Tras el breve cruce de palabras, si a aquello se le podía llamar cruce, Miguel reanudó sus pasos introduciendo sus manos en los bolsillos de sus pantalones.
A pesar del paso del tiempo, continuaba percibiendo los mismos olores y actividades en cada una de las casas. Ahí estará la señora Vicenta preparando el puchero porque su marido llega a las dos y veinte a comer y tiene que estar todo preparado para esa hora ya que solo tiene cincuenta minutos de descanso. El pobre lleva en la misma fábrica toda la vida y Miguel no se explica cómo todavía no le ha salido una úlcera de comer tan rápido cada día.
Tras esa otra ventana estará Maruja limpiando el polvo y estornudando tras cada sacudida del trapo, su alergia nunca la ha abandonado. En la casa de al lado, la naranja, podía adivinar los movimientos de Margarita, era una de las mejores amigas de su madre y pese a que ya no cumplía los sesenta, continuaba con su gimnasia diaria frente al televisor para mantenerse en forma.
Al doblar la esquina y frente al nuevo parque alfombrado con un caucho negro que abrasaba los pies en verano, aguardaba inamovible su destino, el hogar familiar.

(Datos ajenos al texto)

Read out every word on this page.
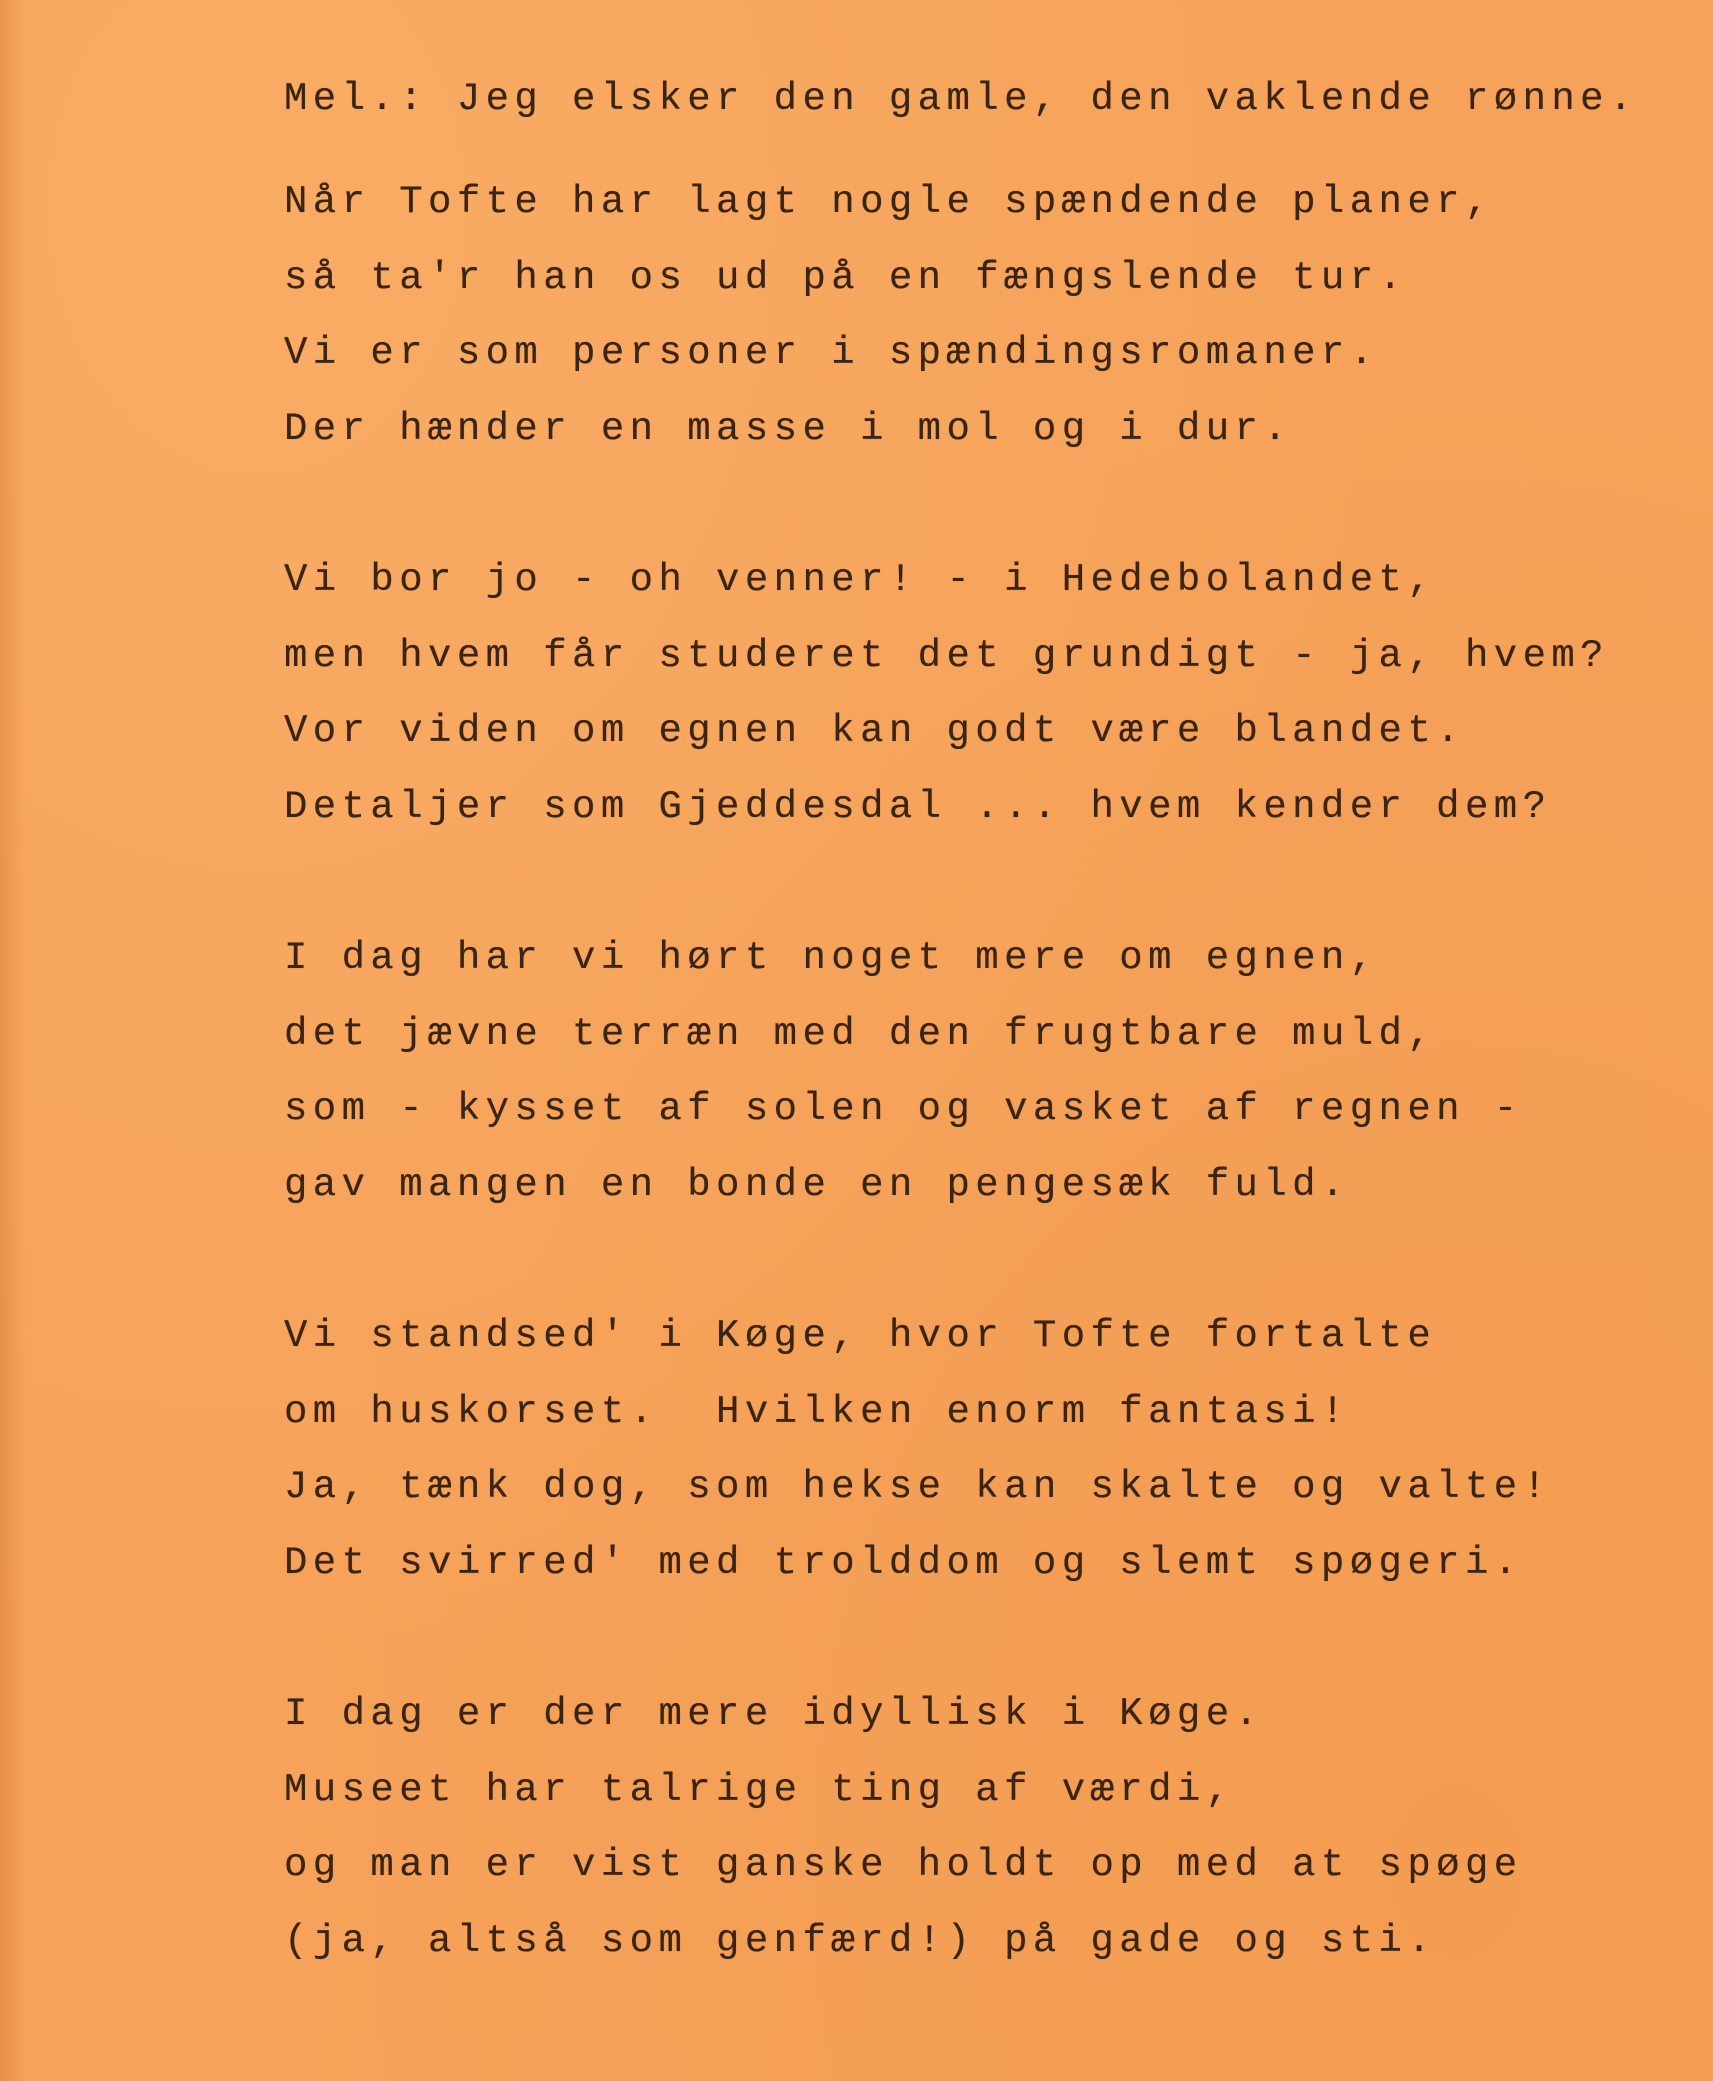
Mel.: Jeg elsker den gamle, den vaklende rønne.
Når Tofte har lagt nogle spændende planer,
så ta'r han os ud på en fængslende tur.
Vi er som personer i spændingsromaner.
Der hænder en masse i mol og i dur.
Vi bor jo - oh venner! - i Hedebolandet,
men hvem får studeret det grundigt - ja, hvem?
Vor viden om egnen kan godt være blandet.
Detaljer som Gjeddesdal ... hvem kender dem?
I dag har vi hørt noget mere om egnen,
det jævne terræn med den frugtbare muld,
som - kysset af solen og vasket af regnen -
gav mangen en bonde en pengesæk fuld.
Vi standsed' i Køge, hvor Tofte fortalte
om huskorset.  Hvilken enorm fantasi!
Ja, tænk dog, som hekse kan skalte og valte!
Det svirred' med trolddom og slemt spøgeri.
I dag er der mere idyllisk i Køge.
Museet har talrige ting af værdi,
og man er vist ganske holdt op med at spøge
(ja, altså som genfærd!) på gade og sti.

En todo el trayecto no se volvió a encontrar con nadie. En el fondo lo prefería así, desde que se había mudado la atención de los vecinos hacia su persona no había hecho más que ir en aumento.
-Se preocupan por ti, hija, no te lo tomes a mal –su madre intentaba quitar tensión al asunto y al malestar que en ocasiones le generaban a Miguel las inquisitivas preguntas de doña Aurelia, doña Angelita o doña Paquita.
-Qué se van a preocupar, mamá, sabes perfectamente que son unas alcahuetas que se aburren con sus vidas, algo que por otro lado no me extraña, y buscan nuevos entretenimientos por donde pueden. Y por favor, mamá, no me llames hija, ya te lo he explicado.
-Lo siento, es la costumbre. No me lo tengas en cuenta, por favor.